The Real Dangers of Equating Opioid Dependence with Addiction

The Real Dangers of Equating Opioid Dependence with Addiction

By NPSC

Date and time

Tuesday, November 19, 2019 · 1:30 - 3:30pm EST

Location

The U.S Capitol Visitor Center

Congressional Meeting Room North (CVC 268) Washington, DC 20515

Description

The National Prevention Science Coalition to Improve Lives (NPSC) and the Congressional Addiction, Treatment and Recovery Caucus (ATR) will co-host a briefing with internationally recognized experts to discuss the dual challenges of addiction and dependence in developing policy responses to the opioid epidemic. Although many people conflate addiction and dependence, they are not the same, and the distinction has important implications for the millions of people who rely on opioid medications for pain management.

Addiction refers to compulsive drug use, despite harmful consequences, such as an ability to meet work, social and family obligations. Dependence, on the other hand, reflects the body’s adaptation to drug use over time—the development of tolerance to its effects and withdrawal in its absence. There are millions of patients in the US who rely on opioids for pain management and, over the years, have become dependent on them, including veterans, ex-athletes, accident victims, people with disabilities, and cancer patients.

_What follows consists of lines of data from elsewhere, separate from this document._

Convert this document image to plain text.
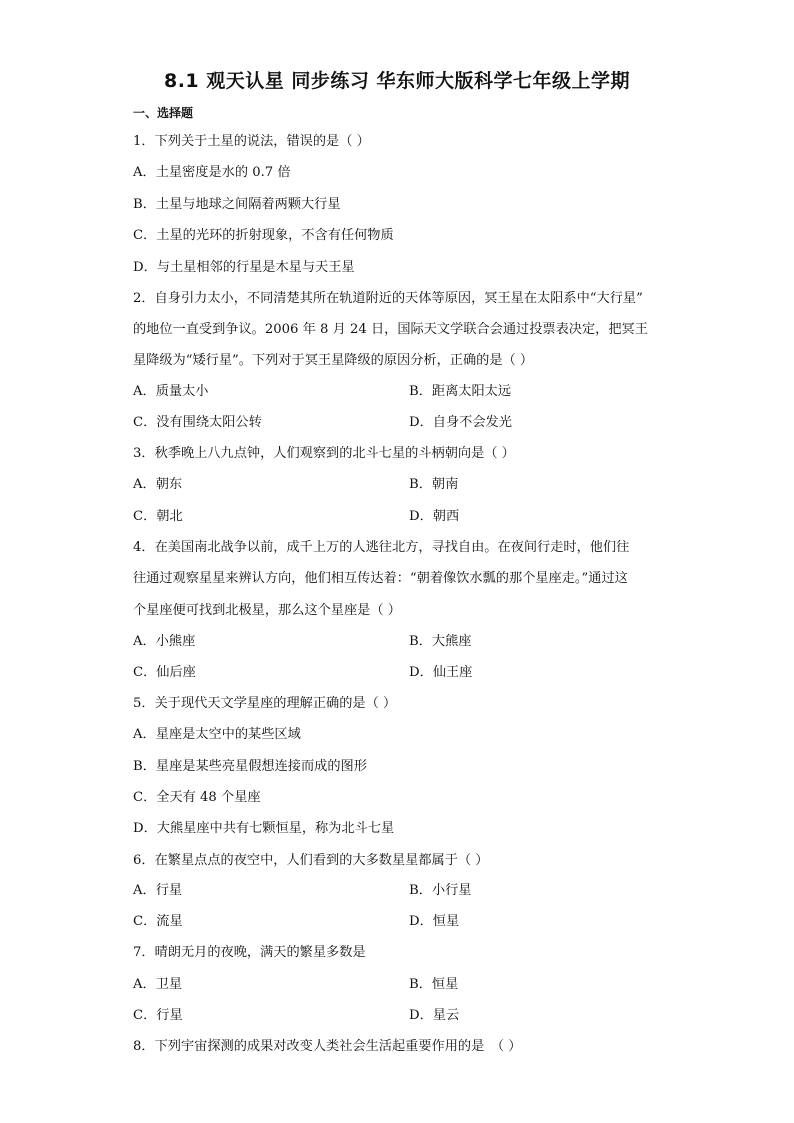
8.1 观天认星 同步练习 华东师大版科学七年级上学期
一、选择题
1．下列关于土星的说法，错误的是（ ）
A．土星密度是水的 0.7 倍
B．土星与地球之间隔着两颗大行星
C．土星的光环的折射现象，不含有任何物质
D．与土星相邻的行星是木星与天王星
2．自身引力太小，不同清楚其所在轨道附近的天体等原因，冥王星在太阳系中“大行星”
的地位一直受到争议。2006 年 8 月 24 日，国际天文学联合会通过投票表决定，把冥王
星降级为“矮行星”。下列对于冥王星降级的原因分析，正确的是（ ）
A．质量太小	B．距离太阳太远
C．没有围绕太阳公转	D．自身不会发光
3．秋季晚上八九点钟，人们观察到的北斗七星的斗柄朝向是（ ）
A．朝东	B．朝南
C．朝北	D．朝西
4．在美国南北战争以前，成千上万的人逃往北方，寻找自由。在夜间行走时，他们往
往通过观察星星来辨认方向，他们相互传达着：“朝着像饮水瓢的那个星座走。”通过这
个星座便可找到北极星，那么这个星座是（ ）
A．小熊座	B．大熊座
C．仙后座	D．仙王座
5．关于现代天文学星座的理解正确的是（ ）
A．星座是太空中的某些区域
B．星座是某些亮星假想连接而成的图形
C．全天有 48 个星座
D．大熊星座中共有七颗恒星，称为北斗七星
6．在繁星点点的夜空中，人们看到的大多数星星都属于（ ）
A．行星	B．小行星
C．流星	D．恒星
7．晴朗无月的夜晚，满天的繁星多数是
A．卫星	B．恒星
C．行星	D．星云
8．下列宇宙探测的成果对改变人类社会生活起重要作用的是　（ ）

Most of these people are not addicted to these medications, and proper screening, appropriate prescribing and careful monitoring can prevent the escalation from dependence to addiction. As policy makers continue to explore solutions to addressing the nation’s opioid crisis, it is imperative to ensure that pain patients who could benefit from opioid analgesics do not suffer unintended consequences of well-intentioned policies aimed at restricting access to these medications when their use is appropriate.

This briefing will bring lawmakers, regulators, physicians and other scientists, and the public into this critical conversation. Speakers will address the science of addiction and dependence, how the distinction between them affects clinical practice and policy, and specific strategies suggested by the medical and prevention sciences for ensuring that patients’ differential needs are met. The latter includes: (1) a public health campaign to educate the public, lawmakers, industry leaders and community organizations about the distinction between dependence and addiction and its policy implications; (2) destigmatizing appropriate medical use of opioids to ensure patients receive needed treatments; (3) routinely implementing assessments to distinguish patients with addiction from those with dependence to appropriately guide remedies; and (4) scaling up evidence-based individual, family, school and community-level preventive interventions and policies to reduce exposure to the detrimental conditions that lead to addiction (Prevention and Intervention). Although prescribing and monitoring are largely a physician-based undertaking, state and federal governments play a role in providing regulatory oversight and legislative guidance that support the evidence-based initiatives needed. This session should be of value to legislators/staffers, practitioners, regulatory agencies, social scientists, national and community organizations, individuals impacted by pain or addiction and their families, and funders.